# Capitol Corridor - Multi-Ride Tickets



## cali_trekking (Jun 22, 2019)

If I buy a 10-ride ticket with an origin of Hayward and destination of San Jose, can I use the ticket to ride from San Jose to Hayward? Or is it just one direction?

Another question if it's multidirectional: If I need to get on the train in Santa Clara (a stop between Hayward and San Jose) to go to Hayward on occasion, is that possible with the 10-ride ticket?

Thank you!


----------



## Acela150 (Jun 22, 2019)

So 10 rides are Round Trip tickets. So if your ticket is from say Sacramento to Emeryville you can travel on any train that allows 10 rides between those two points. 

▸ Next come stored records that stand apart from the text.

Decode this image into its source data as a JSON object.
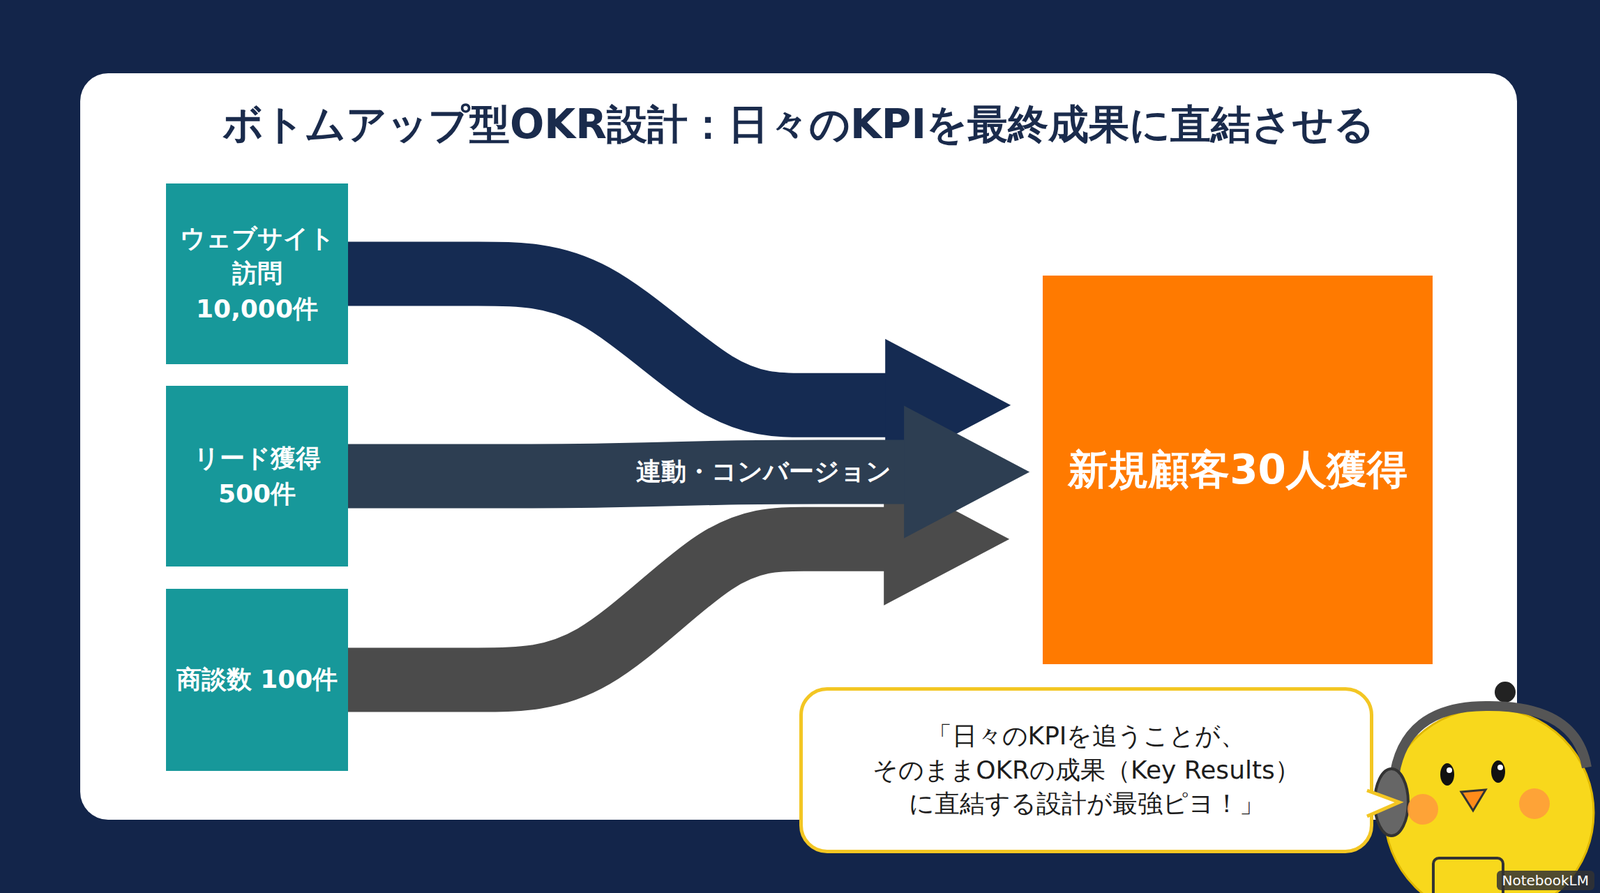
{
  "diagram": {
    "title": "ボトムアップ型OKR設計：日々のKPIを最終成果に直結させる",
    "nodes": [
      {
        "text": [
          "ウェブサイト 訪問 10,000件"
        ]
      },
      {
        "text": [
          "リード獲得 500件"
        ]
      },
      {
        "text": [
          "商談数 100件"
        ]
      },
      {
        "text": [
          "新規顧客30人獲得"
        ]
      },
      {
        "text": [
          "「日々のKPIを追うことが、 そのままOKRの成果（Key Results） に直結する設計が最強ピヨ！」"
        ]
      }
    ],
    "edges": [
      {
        "from": 0,
        "to": 3,
        "arrow": "to"
      },
      {
        "from": 1,
        "to": 3,
        "arrow": "to",
        "label": "連動・コンバージョン"
      },
      {
        "from": 2,
        "to": 3,
        "arrow": "to"
      }
    ],
    "labels": [
      "NotebookLM"
    ]
  }
}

Can you board at a different station? I don't see why not. So say you want to board at Richmond instead of Emeryville, I don't think there'd be to much of an issue. 

But say you want to go to Oakland Jack London. That isn't allowed as it's the stop after Emeryville.


----------



## west point (Jun 23, 2019)

[QUOTE="Acela150, post:.

But say you want to go to Oakland Jack London. That isn't allowed as it's the stop after Emeryville.[/QUOTE]

That may be a poor example. Aren't Emeryville and Jack London fares the same ? In fact the Oakland airport fares ?


----------